Several members of Milonakis' crew found themselves in hot water. One was banned from Twitch after police were called on him without cause while he was on an airplane. Another was arrested live on stream in 2019.
"At the time, it seemed fine I guess, but looking back it sounds like hell," Milonakis said. "And then once I wizened up, I was like, 'Oh, man. Why do I just have to be here? I can be traveling.'"
In June of 2017, Milonakis met up with streamer EXBC in South Korea and fell in love with the idea of IRL streaming while traveling, which led him to Japan and Greece. Until the pandemic hit in 2020, Milonakis was traveling as much as he could, streaming to thousands in the process.
"I really do love the ability to be my own boss and fly all over the world and stream it live," Milonakis said.
Milonakis says he regrets a lot
Milonakis has been making videos online for 20 years and regrets a large amount of time where he said he worked at "10% capacity," he said.
"I don't want to live my life where I just constantly am a workaholic and I don't enjoy life, but I feel like I could've given it a lot more," Milonakis said. "I'm not beating myself up over it, but it could have been pretty dope to work harder during those years."

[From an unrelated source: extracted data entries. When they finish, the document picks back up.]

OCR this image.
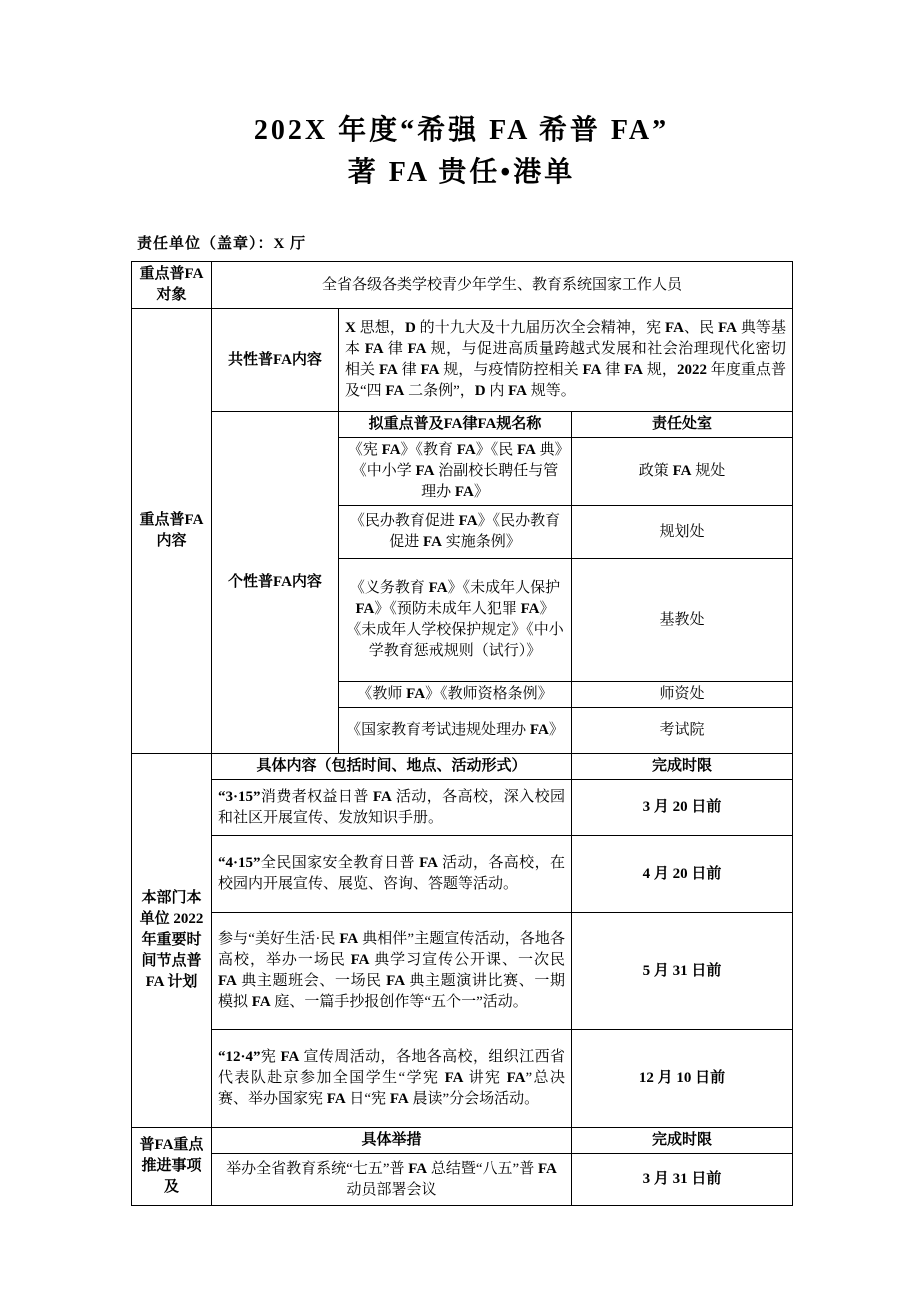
202X 年度“希强 FA 希普 FA”
著 FA 贵任•港单
责任单位（盖章）：X 厅
重点普FA对象	全省各级各类学校青少年学生、教育系统国家工作人员		
重点普FA内容	共性普FA内容	X 思想，D 的十九大及十九届历次全会精神，宪 FA、民 FA 典等基本 FA 律 FA 规，与促进高质量跨越式发展和社会治理现代化密切相关 FA 律 FA 规，与疫情防控相关 FA 律 FA 规，2022 年度重点普及“四 FA 二条例”，D 内 FA 规等。	
	个性普FA内容	拟重点普及FA律FA规名称	责任处室
		《宪 FA》《教育 FA》《民 FA 典》《中小学 FA 治副校长聘任与管理办 FA》	政策 FA 规处
		《民办教育促进 FA》《民办教育促进 FA 实施条例》	规划处
		《义务教育 FA》《未成年人保护 FA》《预防未成年人犯罪 FA》《未成年人学校保护规定》《中小学教育惩戒规则（试行）》	基教处
		《教师 FA》《教师资格条例》	师资处
		《国家教育考试违规处理办 FA》	考试院
本部门本单位 2022 年重要时间节点普 FA 计划	具体内容（包括时间、地点、活动形式）		完成时限
	“3·15”消费者权益日普 FA 活动，各高校，深入校园和社区开展宣传、发放知识手册。		3 月 20 日前
	“4·15”全民国家安全教育日普 FA 活动，各高校，在校园内开展宣传、展览、咨询、答题等活动。		4 月 20 日前
	参与“美好生活·民 FA 典相伴”主题宣传活动，各地各高校，举办一场民 FA 典学习宣传公开课、一次民 FA 典主题班会、一场民 FA 典主题演讲比赛、一期模拟 FA 庭、一篇手抄报创作等“五个一”活动。		5 月 31 日前
	“12·4”宪 FA 宣传周活动，各地各高校，组织江西省代表队赴京参加全国学生“学宪 FA 讲宪 FA”总决赛、举办国家宪 FA 日“宪 FA 晨读”分会场活动。		12 月 10 日前
普FA重点推进事项及	具体举措		完成时限
	举办全省教育系统“七五”普 FA 总结暨“八五”普 FA 动员部署会议		3 月 31 日前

Milonakis has no plans of slowing down. His idol is Anthony Bourdain and hopes to one day create a show with his unique brand of humor, spitballing the idea of going to the best "sushi place in Japan and taking the food very seriously" but then dress up "as a ball of rice doing a rap video."
"I think a lot of people write me off as that stupid, weird kid, which I am in a lot of ways, but I feel like I have more to offer," Milonakis said. "I feel like when people kind of judge me and look at me in a weird way, I feel like I have my head on my shoulders and I feel like I'm very socially aware. I know how to talk to people and know how to treat people. And when I do really weird, crazy shit, I feel like people don't expect that of me."